JUDGMENT : H.H. Kantharia, J.—This Writ Petition arises from the judgment and order passed by the learned Labour Judge presiding over the First Labour Court, Pune on October 29, 1983 in Complaint (ULP) No. 21 of 1980. 2. The relevant facts giving rise to the Writ Petition are as under: The first respondent workman, Arvind Mohaniraj Pathak, was in the service of the petitioner-employer as a Junior Architect: from 15.2.1979 on consolidated monthly salary of Rs. 500/-. On 14.2.1980 at about 8.30 a.m. when he was about to complete his regular work of Bhosari Scheme, the petitioner Arun Vaman Apte went to his cabin along with another architect by name Bhat. The petitioner Apte asked the said Bhat to sign the tracings prepared by the first respondent when it was noticed that there was endorsement on the tracing as 'copy right' and, therefore, he refused to sign it. The petitioner asked the first respondent to strike off the endorsement 'copy right' which was not agreed upon by the first respondent. The petitioner asked the first respondent to leave the office immediately when the first respondent asked order in writing which was also refused and it is the case of the first respondent that he was physically pushed out of the office and thus his services were terminated. Recording to him, when his services were terminated he was not paid his earned wages, retrenchment compensation and wages in lieu of notice. He, therefore, filed unfair labour practice complaint covered by items (a), (b) and (d) of Schedule IV of the Maharashtra Recognition of Trade Unions and Prevention of Unfair Labour Practices Act, 1971 against the petitioner in the Labour Court at Pune and claimed reinstatement with full back wages. The complaint was resisted by the petitioner contending that the first respondent was not a qualified architect and that his services were not terminated. According to the petitioner, the first respondent himself absented from work and left the services and further contended that the drawing and sketches prepared by the first respondent while in his employment were his property and the first respondent had no 'copy right' in the same. Repeating his contention that the first respondent had abandoned the services, the petitioner urged that he had not indulged in any unfair labour practice and, therefore, the complaint be dismissed. 3.

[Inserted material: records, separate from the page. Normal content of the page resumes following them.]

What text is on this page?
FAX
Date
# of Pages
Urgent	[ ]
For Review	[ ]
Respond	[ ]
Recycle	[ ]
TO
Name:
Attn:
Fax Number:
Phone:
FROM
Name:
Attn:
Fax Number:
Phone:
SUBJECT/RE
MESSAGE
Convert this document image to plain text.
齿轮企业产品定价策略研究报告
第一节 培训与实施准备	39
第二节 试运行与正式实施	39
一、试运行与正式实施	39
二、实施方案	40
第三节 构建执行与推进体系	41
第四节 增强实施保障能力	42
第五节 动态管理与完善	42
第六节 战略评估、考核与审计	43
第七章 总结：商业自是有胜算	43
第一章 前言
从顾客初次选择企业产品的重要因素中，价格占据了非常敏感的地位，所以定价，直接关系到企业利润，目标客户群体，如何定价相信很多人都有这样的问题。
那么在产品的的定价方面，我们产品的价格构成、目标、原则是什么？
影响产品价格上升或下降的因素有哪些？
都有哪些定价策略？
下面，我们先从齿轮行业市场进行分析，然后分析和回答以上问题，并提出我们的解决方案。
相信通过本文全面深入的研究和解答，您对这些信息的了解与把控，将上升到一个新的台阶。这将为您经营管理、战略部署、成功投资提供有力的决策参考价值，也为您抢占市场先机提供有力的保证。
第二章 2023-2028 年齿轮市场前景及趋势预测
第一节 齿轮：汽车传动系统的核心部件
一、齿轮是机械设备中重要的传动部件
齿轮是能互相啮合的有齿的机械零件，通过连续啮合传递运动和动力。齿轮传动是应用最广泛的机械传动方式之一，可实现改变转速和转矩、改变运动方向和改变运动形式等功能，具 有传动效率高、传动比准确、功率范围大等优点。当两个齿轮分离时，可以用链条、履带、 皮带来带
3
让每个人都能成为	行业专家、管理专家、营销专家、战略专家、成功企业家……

Repeating his contention that the first respondent had abandoned the services, the petitioner urged that he had not indulged in any unfair labour practice and, therefore, the complaint be dismissed. 3. On appreciation of the evidence adduced before him, the learned Labour Judge came to the conclusion that the services of the first respondent were illegally terminated and that the petitioner has indulged in unfair labour practice and, therefore, the first respondent was entitled to reinstatement and back wages at the rate of Rs. 500/-per month from the date of the termination of his services till the date of reinstatement. Being aggrieved, the petitioner-employer invoked the supervisory writ jurisdiction of this Court under Article 227 of the Constitution by filing the present writ petition. 4. Now, about the qualification or otherwise of the first respondent workman we are not concerned. However, it is an admitted fact that he was in the employment of the petitioner from 15.2.1979 to 14-2-1980. The evidence of the first respondent shows that on the day in question he was asked to leave the work premises and that is how his services were terminated. From the evidence of the first respondent it is clear that the petitioner terminated his services by an oral order and when that was done the first respondent was neither paid wages in lieu of notice nor retrenchment compensation and admittedly he had worked for more than 240 days in a year. That shows that the services of the first respondent were illegally terminated. There is no evidence on record except the pleading of the petitioner that the first respondent had abandoned services. I am not persuaded to accept this contention of the petitioner in the absence of any credible and satisfactory evidence. The learned Labour Judge, therefore, was not wrong in holding that the services of the first respondent were illegally terminated. This would amount to unfair labour practice on the part of the petitioner-employer covered by items (a), (b) and (f) of Schedule IV of the M.R.T.U. & P.U.L.P. Act, 1971 according to which it is unfair labour practice on the part of an employer to discharge or dismiss an employee by way of victimisation or not in good faith but in colourable exercise of employer's right and with undue haste. 5.
5. Once having come to the conclusion that the petitioner-employer had indulged in unfair labour practice, the learned Labour Judge was not wrong in granting relief of reinstatement with full back wages to the first respondent- workman because it is well settled law that reinstatement has to be followed by an order of full back wages. 6. In this view of the matter, I find no infirmity in the impugned judgment and order passed by the learned Labour Judge and by no stretch of imagination it can be said that the same are perverse. There is thus no merit in this writ petition which deserves to be rejected. 7. In the result, the Writ Petition fails and the same stands rejected. Rule is accordingly discharged with costs. Interim relief granted earlier also stands vacated.